Treatment with sutimlimab prevented haemolysis, significantly increased haemoglobin (Hb), and improved quality of life (QoL) as indicated by the FACIT-F** score.
“These results demonstrate that targeting the CP represents a novel, effective therapeutic approach for the management of CAD and indicate that sutimlimab has the potential to change treatment practices for patients with this condition,” said Roeth.
Hb, haemolysis, QoL: All positive
The pivotal phase III, open-label, single-arm, multicentre study involved 24 patients (mean age 71 years, 62.5 percent female) with CAD and a recent history of transfusion. Patients received intravenous sutimlimab based on body weight: 6.5 g for those <75 kg or 7.5 g for those ≥75 kg; administered on days 0, 7, and biweekly thereafter for 26 weeks. [ASH 2019, abstract LBA2]
“Hb improved rapidly after the first dose of sutimlimab, with 1.2 g/dL increase from baseline by week 1 and 2.3 g/dL increase by week 3,” Roeth reported. Stable Hb levels were sustained at >11 g/dL after week 3 while patients remained on sutimlimab throughout the study.
Increase in mean Hb levels was significant, by 2.6 g/dL during the 26-week period, with 83.3 percent of patients having ≥1 g/dL Hb increase.
Similarly, there was also rapid and sustained control of haemolysis, as indicated by rapid normalization of mean total bilirubin within 1–3 weeks, ie, after 1–2 doses of sutimlimab. Subsequently, bilirubin was maintained below the upper limit of normal throughout the study.
“Rapid inhibition of haemolysis correlated with increases in Hb,” Roeth pointed out. “As haemolysis in CAD is predominantly extravascular, bilirubin is its most accurate biomarker.”
Furthermore, QoL reflected on the FACIT-F score showed improvement by 7 points within the first week. The improvement reached a peak by week 5, amounting to an 11-point increase from baseline at the treatment assessment time point, which according to Roeth, was consistent with a clinically meaningful response. Again, the improvement in QoL was sustained through week 26.
Thirteen patients (54.2 percent) met the prespecified primary endpoint, which was response rate based on a composite of Hb increase (≥2 g/dL from baseline or normalization to ≥12 g/dL), absence of transfusion from weeks 5–26, and no use of CAD medication that was prohibited by the protocol. Seventeen patients (70.8 percent) remained transfusion-free from weeks 5 to 26.
In terms of safety, serious infections were reported but no patient discontinued due to infection and there were no meningococcal infections. Also, there were no serious adverse events suggestive of potential hypersensitivity reactions that were considered related to sutimlimab treatment and no patients developed systemic lupus erythematosus. In addition, no thromboembolic events were reported.
The complement pathway
“Sutimlimab is a first-in-class humanized monoclonal anti-C1s antibody that selectively inhibits the C1 complex of complement, preventing CP activation, while leaving the alternative and lectin pathways intact,” explained Roeth.

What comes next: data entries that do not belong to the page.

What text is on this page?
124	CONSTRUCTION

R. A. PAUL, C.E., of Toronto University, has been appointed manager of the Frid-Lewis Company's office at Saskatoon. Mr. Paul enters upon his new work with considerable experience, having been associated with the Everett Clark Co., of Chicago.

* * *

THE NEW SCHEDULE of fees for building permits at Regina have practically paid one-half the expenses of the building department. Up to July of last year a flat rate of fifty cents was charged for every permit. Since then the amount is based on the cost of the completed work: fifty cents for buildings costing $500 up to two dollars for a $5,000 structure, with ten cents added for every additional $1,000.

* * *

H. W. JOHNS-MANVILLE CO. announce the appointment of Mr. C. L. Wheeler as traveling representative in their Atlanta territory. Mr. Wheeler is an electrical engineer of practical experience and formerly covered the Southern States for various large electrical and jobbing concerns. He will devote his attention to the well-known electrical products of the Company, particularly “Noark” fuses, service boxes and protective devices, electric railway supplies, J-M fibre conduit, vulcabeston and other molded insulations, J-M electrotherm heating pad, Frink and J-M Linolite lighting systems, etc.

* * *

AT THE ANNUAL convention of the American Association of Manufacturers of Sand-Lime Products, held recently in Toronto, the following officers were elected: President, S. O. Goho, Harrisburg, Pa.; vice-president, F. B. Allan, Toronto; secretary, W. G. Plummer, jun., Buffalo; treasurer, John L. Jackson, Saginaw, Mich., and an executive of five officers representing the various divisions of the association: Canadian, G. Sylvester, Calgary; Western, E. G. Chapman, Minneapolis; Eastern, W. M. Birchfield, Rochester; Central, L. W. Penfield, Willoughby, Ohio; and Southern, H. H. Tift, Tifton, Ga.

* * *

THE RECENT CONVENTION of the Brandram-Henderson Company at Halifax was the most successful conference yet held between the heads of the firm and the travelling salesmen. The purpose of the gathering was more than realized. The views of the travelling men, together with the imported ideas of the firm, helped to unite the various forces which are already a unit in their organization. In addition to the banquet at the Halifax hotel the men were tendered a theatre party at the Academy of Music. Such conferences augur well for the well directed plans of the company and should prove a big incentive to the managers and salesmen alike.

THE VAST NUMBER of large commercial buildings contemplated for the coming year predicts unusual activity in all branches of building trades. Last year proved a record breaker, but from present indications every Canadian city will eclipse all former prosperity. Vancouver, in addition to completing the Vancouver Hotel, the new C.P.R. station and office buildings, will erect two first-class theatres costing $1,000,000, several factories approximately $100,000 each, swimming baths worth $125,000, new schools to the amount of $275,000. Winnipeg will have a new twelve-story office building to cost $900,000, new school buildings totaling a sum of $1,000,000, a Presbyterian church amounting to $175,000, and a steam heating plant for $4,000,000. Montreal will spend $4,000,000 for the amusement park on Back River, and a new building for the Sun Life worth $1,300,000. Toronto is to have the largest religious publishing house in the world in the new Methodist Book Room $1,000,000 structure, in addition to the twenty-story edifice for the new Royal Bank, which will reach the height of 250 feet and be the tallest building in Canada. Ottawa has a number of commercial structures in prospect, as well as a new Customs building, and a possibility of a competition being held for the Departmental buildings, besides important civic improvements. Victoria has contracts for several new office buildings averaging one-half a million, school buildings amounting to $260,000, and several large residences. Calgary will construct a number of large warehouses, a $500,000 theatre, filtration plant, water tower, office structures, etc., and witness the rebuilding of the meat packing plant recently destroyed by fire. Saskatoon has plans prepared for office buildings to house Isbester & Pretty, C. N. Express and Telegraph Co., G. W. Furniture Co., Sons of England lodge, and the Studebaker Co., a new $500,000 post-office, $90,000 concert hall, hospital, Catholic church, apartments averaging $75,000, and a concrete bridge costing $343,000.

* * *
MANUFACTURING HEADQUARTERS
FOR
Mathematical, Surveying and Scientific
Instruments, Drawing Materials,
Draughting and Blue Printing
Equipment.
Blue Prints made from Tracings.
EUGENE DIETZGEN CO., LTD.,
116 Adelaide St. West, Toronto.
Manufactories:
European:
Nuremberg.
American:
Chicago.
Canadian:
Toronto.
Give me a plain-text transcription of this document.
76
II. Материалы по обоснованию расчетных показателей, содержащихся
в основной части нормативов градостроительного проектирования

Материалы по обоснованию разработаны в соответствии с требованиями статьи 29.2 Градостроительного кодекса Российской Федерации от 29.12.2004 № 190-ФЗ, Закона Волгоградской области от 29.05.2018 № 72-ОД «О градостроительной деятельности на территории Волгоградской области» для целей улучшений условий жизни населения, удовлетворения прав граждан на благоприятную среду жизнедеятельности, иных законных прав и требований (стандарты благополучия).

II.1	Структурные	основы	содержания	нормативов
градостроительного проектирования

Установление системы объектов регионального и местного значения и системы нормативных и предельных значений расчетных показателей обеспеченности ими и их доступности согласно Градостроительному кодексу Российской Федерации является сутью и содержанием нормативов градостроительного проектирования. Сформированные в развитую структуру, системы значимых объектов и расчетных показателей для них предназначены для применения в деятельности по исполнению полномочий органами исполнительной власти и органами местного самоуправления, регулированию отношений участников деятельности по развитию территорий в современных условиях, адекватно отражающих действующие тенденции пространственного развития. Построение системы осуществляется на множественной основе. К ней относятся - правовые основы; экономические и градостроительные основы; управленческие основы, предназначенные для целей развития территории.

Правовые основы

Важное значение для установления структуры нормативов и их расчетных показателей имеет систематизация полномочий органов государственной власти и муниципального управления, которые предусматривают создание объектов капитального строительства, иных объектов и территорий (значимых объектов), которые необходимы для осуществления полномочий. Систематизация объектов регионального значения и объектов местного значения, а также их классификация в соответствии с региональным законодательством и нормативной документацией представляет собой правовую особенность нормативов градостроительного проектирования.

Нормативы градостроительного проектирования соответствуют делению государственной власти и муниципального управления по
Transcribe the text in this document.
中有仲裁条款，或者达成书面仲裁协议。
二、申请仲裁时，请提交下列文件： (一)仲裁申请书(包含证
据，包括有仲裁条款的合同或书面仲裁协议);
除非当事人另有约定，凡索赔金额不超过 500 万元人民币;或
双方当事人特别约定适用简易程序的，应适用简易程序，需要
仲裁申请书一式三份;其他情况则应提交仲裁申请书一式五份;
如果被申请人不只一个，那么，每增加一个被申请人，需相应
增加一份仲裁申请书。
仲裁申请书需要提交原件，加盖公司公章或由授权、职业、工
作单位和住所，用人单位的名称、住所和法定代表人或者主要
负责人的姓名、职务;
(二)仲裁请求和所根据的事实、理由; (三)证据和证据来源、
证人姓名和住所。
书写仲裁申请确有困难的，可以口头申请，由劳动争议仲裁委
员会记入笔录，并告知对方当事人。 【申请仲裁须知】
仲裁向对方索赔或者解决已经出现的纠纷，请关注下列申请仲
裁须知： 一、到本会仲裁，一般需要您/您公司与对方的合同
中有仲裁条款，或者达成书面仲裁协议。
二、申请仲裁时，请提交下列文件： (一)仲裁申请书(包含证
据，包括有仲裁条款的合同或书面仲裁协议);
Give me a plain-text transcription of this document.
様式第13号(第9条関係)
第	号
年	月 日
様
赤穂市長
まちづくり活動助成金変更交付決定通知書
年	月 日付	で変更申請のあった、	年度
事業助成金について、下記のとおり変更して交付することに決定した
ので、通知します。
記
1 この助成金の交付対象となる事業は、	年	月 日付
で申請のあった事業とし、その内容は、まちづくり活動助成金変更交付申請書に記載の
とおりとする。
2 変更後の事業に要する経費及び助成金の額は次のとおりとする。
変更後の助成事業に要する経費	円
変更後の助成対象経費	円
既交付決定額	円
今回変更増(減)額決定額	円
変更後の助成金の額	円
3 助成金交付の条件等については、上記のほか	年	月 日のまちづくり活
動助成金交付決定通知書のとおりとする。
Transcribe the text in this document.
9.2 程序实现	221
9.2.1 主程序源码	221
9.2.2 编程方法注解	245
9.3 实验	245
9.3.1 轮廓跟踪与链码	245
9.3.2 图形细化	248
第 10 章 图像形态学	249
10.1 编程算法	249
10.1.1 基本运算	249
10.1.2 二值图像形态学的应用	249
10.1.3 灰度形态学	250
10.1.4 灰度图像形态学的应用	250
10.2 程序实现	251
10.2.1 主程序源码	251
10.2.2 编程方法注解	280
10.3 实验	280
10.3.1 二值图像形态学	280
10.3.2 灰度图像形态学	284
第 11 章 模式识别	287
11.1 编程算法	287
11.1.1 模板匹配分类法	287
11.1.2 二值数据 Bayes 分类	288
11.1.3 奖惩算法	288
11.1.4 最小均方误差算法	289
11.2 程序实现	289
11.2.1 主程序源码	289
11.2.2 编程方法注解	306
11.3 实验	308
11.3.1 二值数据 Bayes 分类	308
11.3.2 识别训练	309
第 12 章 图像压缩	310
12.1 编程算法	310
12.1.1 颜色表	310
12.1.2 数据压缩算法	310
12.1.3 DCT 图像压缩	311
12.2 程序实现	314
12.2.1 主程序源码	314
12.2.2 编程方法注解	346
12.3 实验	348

“Inhibition of the classical CP activity correlated with improvements in Hb, bilirubin, and FACIT-F,” he added, noting that the classical CP activity was almost completely inhibited by week 1 and that complement C4 rapidly normalized after sutimlimab administration.
All 22 patients who completed the study continued to be followed up in the ongoing extension phase, said Roeth.